Author: Brian Pearce / Wolfe Publishing Co.
Date: Jun 27 2014

The .405 Winchester was introduced in 1904 for the Winchester Model 1895 lever-action rifle, but was also chambered for a variety of single-shot, double rifles and the Remington Lee bolt action. It launched a 300-grain bullet at 2,200 fps and developed a good reputation on big game, including grizzly, Alaskan brown bear and moose. Its greatest fame, however, probably came from President Teddy Roosevelt’s extensive hunting trip to Africa. Using a factory custom-built gun, it became his preferred lion rifle and cartridge, which was understandable as it offered power and fast repeat shots.

The Model 1895 rifle was discontinued in 1936 (with a handful of rifles being produced from parts until World War II). With renewed interest in older rifles and cartridges in recent years, in 2001 Winchester and Hornady teamed up to produce a modern (Japanese manufactured) Model 1895, with Hornady offering factory loads. Ruger also offered its No. 1 rifle and Winchester likewise chambered its Model 1885.

The .405 Winchester is based on the rimmed .30-40 Krag case, but straightened and lengthened to 2.583 inch. Bullet diameter varies from manufacturers, but is usually .411 or .412 inch, with Hornady bullets measuring .411 inch.

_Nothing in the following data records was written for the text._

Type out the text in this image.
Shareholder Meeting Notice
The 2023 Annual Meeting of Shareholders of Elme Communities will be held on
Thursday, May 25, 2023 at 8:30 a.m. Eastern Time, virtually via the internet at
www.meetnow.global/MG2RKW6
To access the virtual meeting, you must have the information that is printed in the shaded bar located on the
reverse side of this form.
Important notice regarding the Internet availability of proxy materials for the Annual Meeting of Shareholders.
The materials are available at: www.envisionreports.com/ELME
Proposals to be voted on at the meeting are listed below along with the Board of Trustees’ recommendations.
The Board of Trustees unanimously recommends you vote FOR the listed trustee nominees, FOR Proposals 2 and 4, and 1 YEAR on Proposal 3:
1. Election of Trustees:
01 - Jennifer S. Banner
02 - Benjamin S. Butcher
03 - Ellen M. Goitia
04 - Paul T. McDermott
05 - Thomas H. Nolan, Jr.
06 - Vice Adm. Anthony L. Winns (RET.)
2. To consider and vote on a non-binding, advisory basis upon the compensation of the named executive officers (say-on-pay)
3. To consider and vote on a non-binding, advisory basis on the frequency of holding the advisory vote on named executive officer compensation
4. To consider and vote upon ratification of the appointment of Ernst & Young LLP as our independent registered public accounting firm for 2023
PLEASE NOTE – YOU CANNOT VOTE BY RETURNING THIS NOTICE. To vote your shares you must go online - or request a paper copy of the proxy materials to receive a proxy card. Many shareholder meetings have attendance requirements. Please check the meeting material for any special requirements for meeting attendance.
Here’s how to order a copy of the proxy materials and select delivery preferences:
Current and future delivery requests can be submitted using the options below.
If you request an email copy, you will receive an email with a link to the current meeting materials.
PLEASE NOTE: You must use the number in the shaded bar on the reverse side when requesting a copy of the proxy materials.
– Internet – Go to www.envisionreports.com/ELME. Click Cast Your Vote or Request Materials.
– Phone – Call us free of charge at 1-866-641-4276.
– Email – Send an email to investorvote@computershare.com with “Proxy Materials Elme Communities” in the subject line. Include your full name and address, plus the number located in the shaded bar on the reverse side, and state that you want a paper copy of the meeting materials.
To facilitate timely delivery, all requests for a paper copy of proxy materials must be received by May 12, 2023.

In addition to Hornady, several companies, including Bertram and Kynoch, offer brass ammunition.

Hodgdon H-4895 powder gave the best overall performance by duplicating factory load velocities and produced the best accuracy, but only with maximum listed loads.

When handloading ammunition for Winchester lever-action rifles, it is important to apply a heavy crimp, as this will help keep bullets in place when they are subjected to battering in the box magazine or when fed into the chamber.

The industry currently holds maximum average pressures to 44,000 psi, with none of the accompanying data exceeding that figure.